Plan to first pay bills that shelter (rent/mortgage), maintain vital services (utilities, phone, transportation, insurance), cost the most to postpone (because of late penalties, repossession or disconnect-reconnect charges) or are likely to be vigorously collected.
Prepare a payment plan before you talk to creditors, and be sure to contact them before the bills come due. Most communities have a local Consumer Credit Counseling Service, a free agency that will help you figure out a budget. If you need it, Consumer Credit Counseling can help you develop a debt management plan that will renegotiate and/or defer your debts to a payment schedule that is within your means.
DO consider borrowing from family, if you must borrow.
It's not easy to ask for help. But if your family has the means and you're on good terms, this may be a viable option. Just be sure to put everything in writing, including the payback schedule. Then stick to it.
DON'T invade the principal of your savings if you can help it.
Use the interest income on your savings if you need it, but avoid touching the principal for as long as you can. You may need your savings for sudden expenses later on.
DO consider bartering for goods and services.
More and more people are learning the advantages of bartering. It's possible to make a great trade, while conserving cash and avoiding sales taxes. You must, however, report as income, the fair market value of goods or services you received in return for your services. Think about what possessions or skills you have that you might be able to exchange for something someone else has.
DON'T sell your possessions, unless you don't intend to replace them.
You'll seldom get what it would cost to replace them. Besides, the ones that would bring the best price are usually the ones you love the most.
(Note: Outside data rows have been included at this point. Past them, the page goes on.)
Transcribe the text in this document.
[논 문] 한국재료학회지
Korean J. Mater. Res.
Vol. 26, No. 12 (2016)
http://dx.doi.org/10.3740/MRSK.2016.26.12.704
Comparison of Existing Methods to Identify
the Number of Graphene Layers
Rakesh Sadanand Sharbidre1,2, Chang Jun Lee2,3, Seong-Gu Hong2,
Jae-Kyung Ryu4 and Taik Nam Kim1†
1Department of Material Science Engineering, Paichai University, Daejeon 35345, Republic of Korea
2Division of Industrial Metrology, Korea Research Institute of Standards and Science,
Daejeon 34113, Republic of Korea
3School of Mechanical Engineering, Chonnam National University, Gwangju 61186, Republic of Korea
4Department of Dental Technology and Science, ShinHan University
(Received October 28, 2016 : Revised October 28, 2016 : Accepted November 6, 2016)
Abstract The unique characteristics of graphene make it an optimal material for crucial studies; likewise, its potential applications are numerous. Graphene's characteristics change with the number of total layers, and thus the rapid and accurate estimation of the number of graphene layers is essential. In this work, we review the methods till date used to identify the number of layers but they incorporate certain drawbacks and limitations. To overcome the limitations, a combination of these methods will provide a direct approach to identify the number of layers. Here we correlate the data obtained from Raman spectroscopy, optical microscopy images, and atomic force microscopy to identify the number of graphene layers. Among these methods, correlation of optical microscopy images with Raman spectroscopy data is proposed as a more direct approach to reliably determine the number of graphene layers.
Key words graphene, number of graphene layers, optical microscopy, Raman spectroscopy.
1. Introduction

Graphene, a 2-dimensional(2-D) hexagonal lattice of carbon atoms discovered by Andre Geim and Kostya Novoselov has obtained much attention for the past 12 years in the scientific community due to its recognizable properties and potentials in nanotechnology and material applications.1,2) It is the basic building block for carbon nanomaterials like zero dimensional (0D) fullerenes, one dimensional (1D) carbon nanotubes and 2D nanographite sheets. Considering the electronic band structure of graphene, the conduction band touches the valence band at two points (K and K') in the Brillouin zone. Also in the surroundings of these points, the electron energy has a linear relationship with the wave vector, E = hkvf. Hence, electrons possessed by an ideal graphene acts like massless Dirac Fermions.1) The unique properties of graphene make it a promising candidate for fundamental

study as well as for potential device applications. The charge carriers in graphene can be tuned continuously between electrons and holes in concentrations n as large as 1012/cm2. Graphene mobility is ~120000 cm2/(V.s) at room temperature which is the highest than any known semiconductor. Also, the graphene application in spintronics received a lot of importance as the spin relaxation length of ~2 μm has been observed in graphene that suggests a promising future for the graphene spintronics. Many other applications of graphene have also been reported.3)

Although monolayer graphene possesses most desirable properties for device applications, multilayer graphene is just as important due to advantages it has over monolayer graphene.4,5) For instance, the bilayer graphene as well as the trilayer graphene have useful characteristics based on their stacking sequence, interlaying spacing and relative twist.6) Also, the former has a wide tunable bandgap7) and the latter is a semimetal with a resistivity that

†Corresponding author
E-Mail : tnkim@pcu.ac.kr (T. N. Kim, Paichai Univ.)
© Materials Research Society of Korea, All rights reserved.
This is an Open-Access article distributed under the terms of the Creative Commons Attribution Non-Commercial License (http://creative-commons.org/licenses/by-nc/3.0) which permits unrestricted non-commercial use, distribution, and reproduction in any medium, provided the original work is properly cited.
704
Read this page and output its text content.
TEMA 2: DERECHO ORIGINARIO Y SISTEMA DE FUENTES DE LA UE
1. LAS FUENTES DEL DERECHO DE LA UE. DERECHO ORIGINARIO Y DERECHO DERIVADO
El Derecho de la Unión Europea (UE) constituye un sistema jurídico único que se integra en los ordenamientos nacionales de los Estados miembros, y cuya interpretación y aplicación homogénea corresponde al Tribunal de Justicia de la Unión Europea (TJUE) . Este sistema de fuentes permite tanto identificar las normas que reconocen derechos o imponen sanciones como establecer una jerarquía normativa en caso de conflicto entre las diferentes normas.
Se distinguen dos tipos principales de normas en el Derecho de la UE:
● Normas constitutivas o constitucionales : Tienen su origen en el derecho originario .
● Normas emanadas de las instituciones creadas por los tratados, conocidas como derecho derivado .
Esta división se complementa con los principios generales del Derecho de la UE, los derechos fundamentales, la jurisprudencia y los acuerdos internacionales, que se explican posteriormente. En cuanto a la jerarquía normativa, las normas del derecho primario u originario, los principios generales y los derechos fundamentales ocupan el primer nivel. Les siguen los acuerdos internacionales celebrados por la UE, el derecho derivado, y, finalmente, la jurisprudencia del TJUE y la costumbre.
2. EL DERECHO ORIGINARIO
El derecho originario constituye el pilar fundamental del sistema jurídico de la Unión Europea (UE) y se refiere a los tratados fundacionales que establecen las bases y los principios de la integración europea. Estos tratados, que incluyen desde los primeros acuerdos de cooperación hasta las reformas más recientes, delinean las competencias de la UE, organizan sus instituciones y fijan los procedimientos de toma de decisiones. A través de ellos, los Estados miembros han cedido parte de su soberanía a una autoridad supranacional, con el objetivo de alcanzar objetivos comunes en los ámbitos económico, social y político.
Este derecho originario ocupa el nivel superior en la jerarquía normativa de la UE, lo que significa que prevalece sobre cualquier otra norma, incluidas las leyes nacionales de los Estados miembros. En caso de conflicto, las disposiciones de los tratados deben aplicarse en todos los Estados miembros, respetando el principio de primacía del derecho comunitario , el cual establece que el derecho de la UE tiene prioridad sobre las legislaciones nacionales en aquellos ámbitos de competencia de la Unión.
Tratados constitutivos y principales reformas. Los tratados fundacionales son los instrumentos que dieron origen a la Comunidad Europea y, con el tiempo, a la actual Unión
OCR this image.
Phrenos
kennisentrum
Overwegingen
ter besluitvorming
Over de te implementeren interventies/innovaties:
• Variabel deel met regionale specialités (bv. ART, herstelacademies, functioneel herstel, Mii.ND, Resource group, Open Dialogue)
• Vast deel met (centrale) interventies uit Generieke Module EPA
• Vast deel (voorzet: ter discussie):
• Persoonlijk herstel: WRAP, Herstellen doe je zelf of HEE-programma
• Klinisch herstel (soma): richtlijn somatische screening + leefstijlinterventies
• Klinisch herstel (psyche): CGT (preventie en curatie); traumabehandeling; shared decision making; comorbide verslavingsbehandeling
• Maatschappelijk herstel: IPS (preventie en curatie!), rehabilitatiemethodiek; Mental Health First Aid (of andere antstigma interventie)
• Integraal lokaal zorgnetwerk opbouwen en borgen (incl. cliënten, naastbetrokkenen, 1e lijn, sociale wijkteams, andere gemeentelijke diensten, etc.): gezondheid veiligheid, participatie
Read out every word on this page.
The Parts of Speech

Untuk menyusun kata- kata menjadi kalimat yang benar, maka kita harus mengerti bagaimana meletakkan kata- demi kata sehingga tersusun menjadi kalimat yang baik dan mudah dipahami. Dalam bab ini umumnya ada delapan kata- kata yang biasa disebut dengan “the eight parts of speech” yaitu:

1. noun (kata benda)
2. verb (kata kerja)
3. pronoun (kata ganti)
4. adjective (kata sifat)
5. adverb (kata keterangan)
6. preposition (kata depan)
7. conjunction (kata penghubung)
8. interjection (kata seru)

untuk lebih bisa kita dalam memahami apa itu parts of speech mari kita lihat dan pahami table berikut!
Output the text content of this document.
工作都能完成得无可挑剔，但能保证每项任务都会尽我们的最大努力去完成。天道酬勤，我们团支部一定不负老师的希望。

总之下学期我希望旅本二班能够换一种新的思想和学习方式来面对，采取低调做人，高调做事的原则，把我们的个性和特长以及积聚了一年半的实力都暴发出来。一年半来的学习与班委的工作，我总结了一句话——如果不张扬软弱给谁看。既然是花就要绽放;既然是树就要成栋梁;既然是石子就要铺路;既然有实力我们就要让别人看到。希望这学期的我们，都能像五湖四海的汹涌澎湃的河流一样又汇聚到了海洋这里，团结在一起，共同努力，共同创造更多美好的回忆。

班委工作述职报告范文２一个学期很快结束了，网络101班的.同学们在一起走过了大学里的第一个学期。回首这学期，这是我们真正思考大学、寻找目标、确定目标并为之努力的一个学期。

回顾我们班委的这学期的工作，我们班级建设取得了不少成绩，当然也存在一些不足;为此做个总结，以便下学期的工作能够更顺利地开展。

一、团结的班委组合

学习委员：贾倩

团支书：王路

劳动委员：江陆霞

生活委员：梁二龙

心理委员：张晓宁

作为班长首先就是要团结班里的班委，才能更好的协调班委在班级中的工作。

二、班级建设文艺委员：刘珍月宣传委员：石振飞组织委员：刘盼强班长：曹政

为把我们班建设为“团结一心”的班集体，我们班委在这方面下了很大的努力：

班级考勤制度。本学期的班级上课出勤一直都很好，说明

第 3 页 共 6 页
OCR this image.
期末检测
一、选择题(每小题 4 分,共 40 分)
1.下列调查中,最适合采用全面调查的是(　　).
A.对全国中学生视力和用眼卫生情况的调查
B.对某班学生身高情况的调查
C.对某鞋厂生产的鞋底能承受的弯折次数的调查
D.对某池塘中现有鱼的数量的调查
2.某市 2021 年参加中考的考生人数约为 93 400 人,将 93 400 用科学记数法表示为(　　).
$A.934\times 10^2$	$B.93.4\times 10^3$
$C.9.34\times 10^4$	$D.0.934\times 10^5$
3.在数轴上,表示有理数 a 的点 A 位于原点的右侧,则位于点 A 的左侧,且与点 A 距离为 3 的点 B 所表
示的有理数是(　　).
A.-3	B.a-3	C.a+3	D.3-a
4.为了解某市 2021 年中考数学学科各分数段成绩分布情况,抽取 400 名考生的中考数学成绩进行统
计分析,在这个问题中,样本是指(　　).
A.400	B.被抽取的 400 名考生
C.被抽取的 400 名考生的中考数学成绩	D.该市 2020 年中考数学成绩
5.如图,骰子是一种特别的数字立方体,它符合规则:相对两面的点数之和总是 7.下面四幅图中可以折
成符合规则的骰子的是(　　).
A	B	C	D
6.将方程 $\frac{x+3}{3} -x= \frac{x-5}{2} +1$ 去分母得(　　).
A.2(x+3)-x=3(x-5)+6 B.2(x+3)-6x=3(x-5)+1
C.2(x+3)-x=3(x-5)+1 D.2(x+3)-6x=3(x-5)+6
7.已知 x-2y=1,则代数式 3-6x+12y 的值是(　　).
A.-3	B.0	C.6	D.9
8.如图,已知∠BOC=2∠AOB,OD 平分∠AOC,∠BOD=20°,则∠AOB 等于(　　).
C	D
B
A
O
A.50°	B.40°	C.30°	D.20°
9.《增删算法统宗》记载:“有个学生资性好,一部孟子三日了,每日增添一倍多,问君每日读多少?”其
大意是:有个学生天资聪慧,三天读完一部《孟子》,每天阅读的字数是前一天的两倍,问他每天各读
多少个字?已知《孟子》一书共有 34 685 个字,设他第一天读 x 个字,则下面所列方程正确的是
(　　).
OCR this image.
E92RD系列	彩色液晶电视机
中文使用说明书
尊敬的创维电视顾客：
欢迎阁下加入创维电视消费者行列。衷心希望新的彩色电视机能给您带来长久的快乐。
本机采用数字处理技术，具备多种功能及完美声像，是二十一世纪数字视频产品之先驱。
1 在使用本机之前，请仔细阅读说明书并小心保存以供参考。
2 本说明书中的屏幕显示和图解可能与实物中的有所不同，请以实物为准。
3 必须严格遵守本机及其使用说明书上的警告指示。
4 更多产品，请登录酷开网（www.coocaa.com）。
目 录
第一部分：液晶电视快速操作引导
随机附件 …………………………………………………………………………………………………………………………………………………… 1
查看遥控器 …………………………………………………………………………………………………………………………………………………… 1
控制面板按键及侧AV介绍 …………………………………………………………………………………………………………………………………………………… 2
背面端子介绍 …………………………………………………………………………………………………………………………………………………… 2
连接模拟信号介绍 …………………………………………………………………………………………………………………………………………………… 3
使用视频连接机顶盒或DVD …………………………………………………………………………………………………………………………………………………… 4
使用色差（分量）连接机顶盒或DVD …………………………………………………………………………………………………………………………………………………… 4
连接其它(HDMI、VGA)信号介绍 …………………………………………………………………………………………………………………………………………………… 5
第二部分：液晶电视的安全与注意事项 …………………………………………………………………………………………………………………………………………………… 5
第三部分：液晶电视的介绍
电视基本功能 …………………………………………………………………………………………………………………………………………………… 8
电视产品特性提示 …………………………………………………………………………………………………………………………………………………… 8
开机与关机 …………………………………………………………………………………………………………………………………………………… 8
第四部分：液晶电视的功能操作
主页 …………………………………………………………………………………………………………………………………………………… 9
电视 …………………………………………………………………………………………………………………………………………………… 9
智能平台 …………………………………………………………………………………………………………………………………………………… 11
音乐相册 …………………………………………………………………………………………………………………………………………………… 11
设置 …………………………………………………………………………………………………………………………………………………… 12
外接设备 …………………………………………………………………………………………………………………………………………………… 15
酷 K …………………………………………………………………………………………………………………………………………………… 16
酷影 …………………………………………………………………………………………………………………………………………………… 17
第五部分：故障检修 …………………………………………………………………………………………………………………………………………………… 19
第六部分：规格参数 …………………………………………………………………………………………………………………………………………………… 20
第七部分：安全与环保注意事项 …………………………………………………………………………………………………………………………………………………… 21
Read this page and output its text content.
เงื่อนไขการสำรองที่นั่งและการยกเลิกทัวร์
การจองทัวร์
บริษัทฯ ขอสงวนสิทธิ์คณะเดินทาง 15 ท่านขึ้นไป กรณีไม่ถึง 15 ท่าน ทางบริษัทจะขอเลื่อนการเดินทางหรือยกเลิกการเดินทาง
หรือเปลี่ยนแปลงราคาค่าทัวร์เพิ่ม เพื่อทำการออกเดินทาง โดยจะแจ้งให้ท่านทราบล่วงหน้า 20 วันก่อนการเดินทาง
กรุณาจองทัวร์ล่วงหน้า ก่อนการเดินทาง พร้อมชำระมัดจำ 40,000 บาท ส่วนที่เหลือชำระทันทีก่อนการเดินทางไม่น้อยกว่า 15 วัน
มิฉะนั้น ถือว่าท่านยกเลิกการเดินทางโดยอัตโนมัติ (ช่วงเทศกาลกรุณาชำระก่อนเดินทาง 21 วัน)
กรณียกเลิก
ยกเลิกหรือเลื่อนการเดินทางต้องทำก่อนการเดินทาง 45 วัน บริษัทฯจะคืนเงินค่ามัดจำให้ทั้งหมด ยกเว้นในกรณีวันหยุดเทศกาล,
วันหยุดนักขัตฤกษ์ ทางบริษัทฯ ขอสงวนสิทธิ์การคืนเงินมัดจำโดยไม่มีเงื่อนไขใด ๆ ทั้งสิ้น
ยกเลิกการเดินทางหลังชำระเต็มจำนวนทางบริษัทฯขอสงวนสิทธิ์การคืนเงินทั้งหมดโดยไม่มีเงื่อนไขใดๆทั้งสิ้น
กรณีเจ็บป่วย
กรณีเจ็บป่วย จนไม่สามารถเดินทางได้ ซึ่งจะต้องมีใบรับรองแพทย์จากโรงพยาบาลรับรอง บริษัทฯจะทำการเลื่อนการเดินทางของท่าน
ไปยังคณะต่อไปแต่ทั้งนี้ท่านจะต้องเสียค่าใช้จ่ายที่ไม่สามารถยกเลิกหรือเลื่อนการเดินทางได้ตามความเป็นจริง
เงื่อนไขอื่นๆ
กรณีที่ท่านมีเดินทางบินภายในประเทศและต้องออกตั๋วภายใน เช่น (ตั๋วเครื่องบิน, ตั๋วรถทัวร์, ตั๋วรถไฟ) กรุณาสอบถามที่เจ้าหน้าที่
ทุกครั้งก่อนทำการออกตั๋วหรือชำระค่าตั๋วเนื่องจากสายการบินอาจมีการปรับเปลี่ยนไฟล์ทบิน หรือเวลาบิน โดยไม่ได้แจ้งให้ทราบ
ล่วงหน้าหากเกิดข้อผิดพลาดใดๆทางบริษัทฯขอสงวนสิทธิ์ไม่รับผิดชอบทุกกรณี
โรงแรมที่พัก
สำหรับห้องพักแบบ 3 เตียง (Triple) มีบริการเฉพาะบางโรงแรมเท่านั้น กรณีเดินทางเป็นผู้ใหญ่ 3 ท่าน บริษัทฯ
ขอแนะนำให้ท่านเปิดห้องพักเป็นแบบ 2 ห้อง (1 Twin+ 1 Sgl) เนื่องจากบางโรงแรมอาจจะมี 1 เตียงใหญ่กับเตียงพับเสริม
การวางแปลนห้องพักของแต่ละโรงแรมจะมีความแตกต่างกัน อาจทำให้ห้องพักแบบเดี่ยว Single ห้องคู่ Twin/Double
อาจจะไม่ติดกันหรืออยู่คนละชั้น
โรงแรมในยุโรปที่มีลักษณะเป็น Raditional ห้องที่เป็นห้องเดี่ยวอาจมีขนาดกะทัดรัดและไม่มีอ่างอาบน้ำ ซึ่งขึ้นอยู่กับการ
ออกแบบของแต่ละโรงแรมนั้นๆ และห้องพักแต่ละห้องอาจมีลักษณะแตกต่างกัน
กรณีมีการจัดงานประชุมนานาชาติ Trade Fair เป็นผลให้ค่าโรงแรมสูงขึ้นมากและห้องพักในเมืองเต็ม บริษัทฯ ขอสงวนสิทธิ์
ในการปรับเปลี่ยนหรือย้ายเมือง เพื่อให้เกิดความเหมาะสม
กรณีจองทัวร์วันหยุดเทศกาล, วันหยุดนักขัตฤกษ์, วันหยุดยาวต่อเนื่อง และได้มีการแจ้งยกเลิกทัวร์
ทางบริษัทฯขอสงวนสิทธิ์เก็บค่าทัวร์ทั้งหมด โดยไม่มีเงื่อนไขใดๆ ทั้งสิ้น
If you do have something of value that you don't mind parting with, be sure to get the best possible price for it.
Of course, if you've been meaning to have a yard sale or garage sale to get rid of the clutter, but just haven't made the time do it now. It takes some work to get organized and you have to advertise it, but you could pick up a few hundred extra dollars.
DO take advantage of support services if you need to.
If you need help, check with your county offices to find out whether your family is eligible for the Food Stamp Program, Aid to Dependent Children, Medicaid and so on. While you've been working, you've been paying the taxes that fund these programs. If you need help while you're out of work, don't be ashamed to seek it.
DON'T file bankruptcy except as a last resort.
If your financial affairs are beyond repair, bankruptcy may be your only recourse. If possible, file for Chapter 13, which will allow you to work out a whole or partial repayment plan if half of all your creditors agree. While Chapter 7 (straight) bankruptcy theoretically wipes your financial slate clean, it looks much worse than Chapter 13 bankruptcy on your credit history where it will show up for many years after you find your next job.